晴れのち曇り ときどき溺愛
 会議室に入ると、下坂さんは名簿を捲りながら大きな溜め息を零している。私は下坂さんの目の前に座ると、下坂さんの静かで柔らかな声が聞こえてきた。


「じゃあ、始める。まず一番上の人が…」


 名簿の枚数からするとこれは全部ではなく一部なのだろう。経済界だけでなく法曹界、政界とあらゆる人が集まっている。その顔ぶれを見るだけでただの創立パーティではない気がした。下坂さんは名簿を見ながら、どのような人で役職などを教えてくれる。それを一つ一つ確認した。

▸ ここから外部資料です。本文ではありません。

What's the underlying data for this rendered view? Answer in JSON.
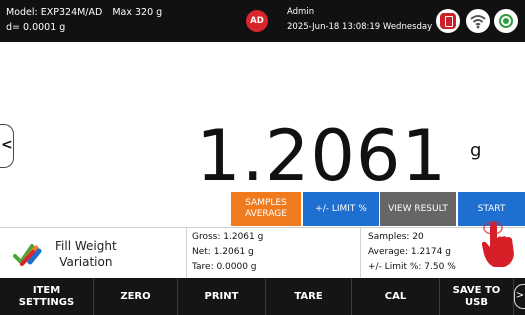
{
  "status_bar": {
    "model": "Model: EXP324M/AD",
    "max_capacity": "Max 320 g",
    "readability": "d= 0.0001 g",
    "user_initials": "AD",
    "user_name": "Admin",
    "datetime": "2025-Jun-18 13:08:19 Wednesday",
    "icons": [
      "usb-icon",
      "wifi-icon",
      "record-icon"
    ]
  },
  "display": {
    "weight_value": "1.2061",
    "unit": "g",
    "nav_arrow": "<"
  },
  "function_buttons": {
    "samples_average": "SAMPLES AVERAGE",
    "limit_percent": "+/- LIMIT %",
    "view_result": "VIEW RESULT",
    "start": "START"
  },
  "application": {
    "name_line1": "Fill Weight",
    "name_line2": "Variation"
  },
  "readings": {
    "gross": "Gross: 1.2061 g",
    "net": "Net: 1.2061 g",
    "tare": "Tare: 0.0000 g",
    "samples": "Samples: 20",
    "average": "Average: 1.2174 g",
    "limit": "+/- Limit %: 7.50 %"
  },
  "bottom_bar": {
    "item_settings_line1": "ITEM",
    "item_settings_line2": "SETTINGS",
    "zero": "ZERO",
    "print": "PRINT",
    "tare": "TARE",
    "cal": "CAL",
    "save_to_usb_line1": "SAVE TO",
    "save_to_usb_line2": "USB",
    "next_arrow": ">"
  },
  "colors": {
    "orange_button": "#f07b1f",
    "blue_button": "#1e6fd0",
    "grey_button": "#666666",
    "user_badge": "#d9262c",
    "hand_red": "#d61f26"
  }
}
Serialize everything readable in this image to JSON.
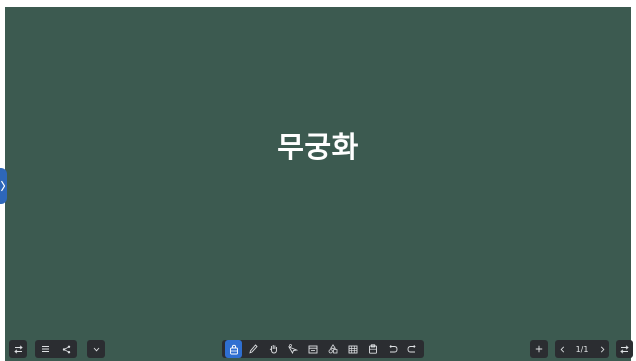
{
  "board": {
    "text": "무궁화",
    "background": "#3c5a50"
  },
  "toolbar_left": {
    "icons": [
      "swap-icon",
      "menu-icon",
      "share-icon",
      "chevron-down-icon"
    ]
  },
  "toolbar_center": {
    "tools": [
      {
        "icon": "select-tool-icon",
        "active": true
      },
      {
        "icon": "pen-icon",
        "active": false
      },
      {
        "icon": "hand-icon",
        "active": false
      },
      {
        "icon": "laser-pointer-icon",
        "active": false
      },
      {
        "icon": "text-box-icon",
        "active": false
      },
      {
        "icon": "shapes-icon",
        "active": false
      },
      {
        "icon": "table-icon",
        "active": false
      },
      {
        "icon": "clipboard-icon",
        "active": false
      },
      {
        "icon": "undo-icon",
        "active": false
      },
      {
        "icon": "redo-icon",
        "active": false
      }
    ],
    "accent": "#2f6fd1"
  },
  "toolbar_right": {
    "page_indicator": "1/1",
    "icons": [
      "plus-icon",
      "prev-page-icon",
      "next-page-icon",
      "swap-icon"
    ]
  }
}
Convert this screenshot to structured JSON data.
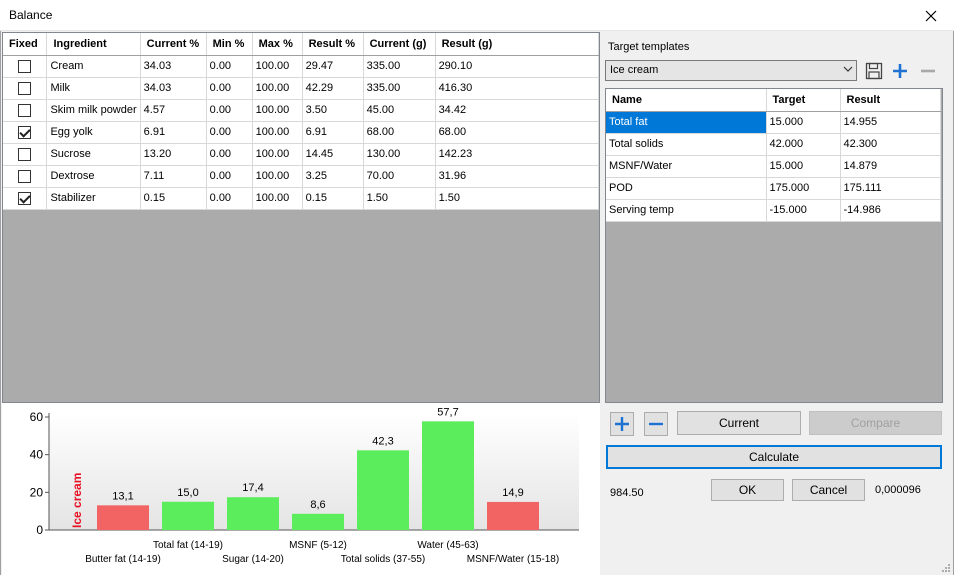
{
  "window": {
    "title": "Balance"
  },
  "ingredients": {
    "columns": [
      "Fixed",
      "Ingredient",
      "Current %",
      "Min %",
      "Max %",
      "Result %",
      "Current (g)",
      "Result (g)"
    ],
    "rows": [
      {
        "fixed": false,
        "name": "Cream",
        "current_pct": "34.03",
        "min_pct": "0.00",
        "max_pct": "100.00",
        "result_pct": "29.47",
        "current_g": "335.00",
        "result_g": "290.10"
      },
      {
        "fixed": false,
        "name": "Milk",
        "current_pct": "34.03",
        "min_pct": "0.00",
        "max_pct": "100.00",
        "result_pct": "42.29",
        "current_g": "335.00",
        "result_g": "416.30"
      },
      {
        "fixed": false,
        "name": "Skim milk powder",
        "current_pct": "4.57",
        "min_pct": "0.00",
        "max_pct": "100.00",
        "result_pct": "3.50",
        "current_g": "45.00",
        "result_g": "34.42"
      },
      {
        "fixed": true,
        "name": "Egg yolk",
        "current_pct": "6.91",
        "min_pct": "0.00",
        "max_pct": "100.00",
        "result_pct": "6.91",
        "current_g": "68.00",
        "result_g": "68.00"
      },
      {
        "fixed": false,
        "name": "Sucrose",
        "current_pct": "13.20",
        "min_pct": "0.00",
        "max_pct": "100.00",
        "result_pct": "14.45",
        "current_g": "130.00",
        "result_g": "142.23"
      },
      {
        "fixed": false,
        "name": "Dextrose",
        "current_pct": "7.11",
        "min_pct": "0.00",
        "max_pct": "100.00",
        "result_pct": "3.25",
        "current_g": "70.00",
        "result_g": "31.96"
      },
      {
        "fixed": true,
        "name": "Stabilizer",
        "current_pct": "0.15",
        "min_pct": "0.00",
        "max_pct": "100.00",
        "result_pct": "0.15",
        "current_g": "1.50",
        "result_g": "1.50"
      }
    ]
  },
  "target_templates": {
    "label": "Target templates",
    "selected": "Ice cream",
    "columns": [
      "Name",
      "Target",
      "Result"
    ],
    "rows": [
      {
        "name": "Total fat",
        "target": "15.000",
        "result": "14.955"
      },
      {
        "name": "Total solids",
        "target": "42.000",
        "result": "42.300"
      },
      {
        "name": "MSNF/Water",
        "target": "15.000",
        "result": "14.879"
      },
      {
        "name": "POD",
        "target": "175.000",
        "result": "175.111"
      },
      {
        "name": "Serving temp",
        "target": "-15.000",
        "result": "-14.986"
      }
    ],
    "selected_row": 0
  },
  "buttons": {
    "current": "Current",
    "compare": "Compare",
    "calculate": "Calculate",
    "ok": "OK",
    "cancel": "Cancel"
  },
  "status": {
    "total": "984.50",
    "deviation": "0,000096"
  },
  "colors": {
    "ok": "#5ced5c",
    "bad": "#f26464",
    "selection": "#0078d7",
    "title_red": "#e81123"
  },
  "chart_data": {
    "type": "bar",
    "title": "Ice cream",
    "ylim": [
      0,
      60
    ],
    "yticks": [
      0,
      20,
      40,
      60
    ],
    "categories": [
      "Butter fat (14-19)",
      "Total fat (14-19)",
      "Sugar (14-20)",
      "MSNF (5-12)",
      "Total solids (37-55)",
      "Water (45-63)",
      "MSNF/Water (15-18)"
    ],
    "values": [
      13.1,
      15.0,
      17.4,
      8.6,
      42.3,
      57.7,
      14.9
    ],
    "value_labels": [
      "13,1",
      "15,0",
      "17,4",
      "8,6",
      "42,3",
      "57,7",
      "14,9"
    ],
    "in_range": [
      false,
      true,
      true,
      true,
      true,
      true,
      false
    ]
  }
}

 分かったのはやっぱり私は場違いだということだけだった。


「凄い顔ぶれですね」

「本当にお世話になった方のパーティだから出席してお祝いしたいと思っている。周りはとりあえず挨拶するくらいだから気にしないでいい。そんなに心配そうな顔をしないで大丈夫だよ」


 何度も何度も下坂さんは大丈夫と言ってくれるだろうけど不安は次第に足元から上ってくる気がした。でも、仕事の一環だからと自分に言い聞かせた。パーティだけが仕事ではない。一番大事な仕事といえば、今は新規のプロジェクト。初めての大きなプロジェクトだから、下坂さんにも見城さんにも迷惑を掛けないようにしたかった。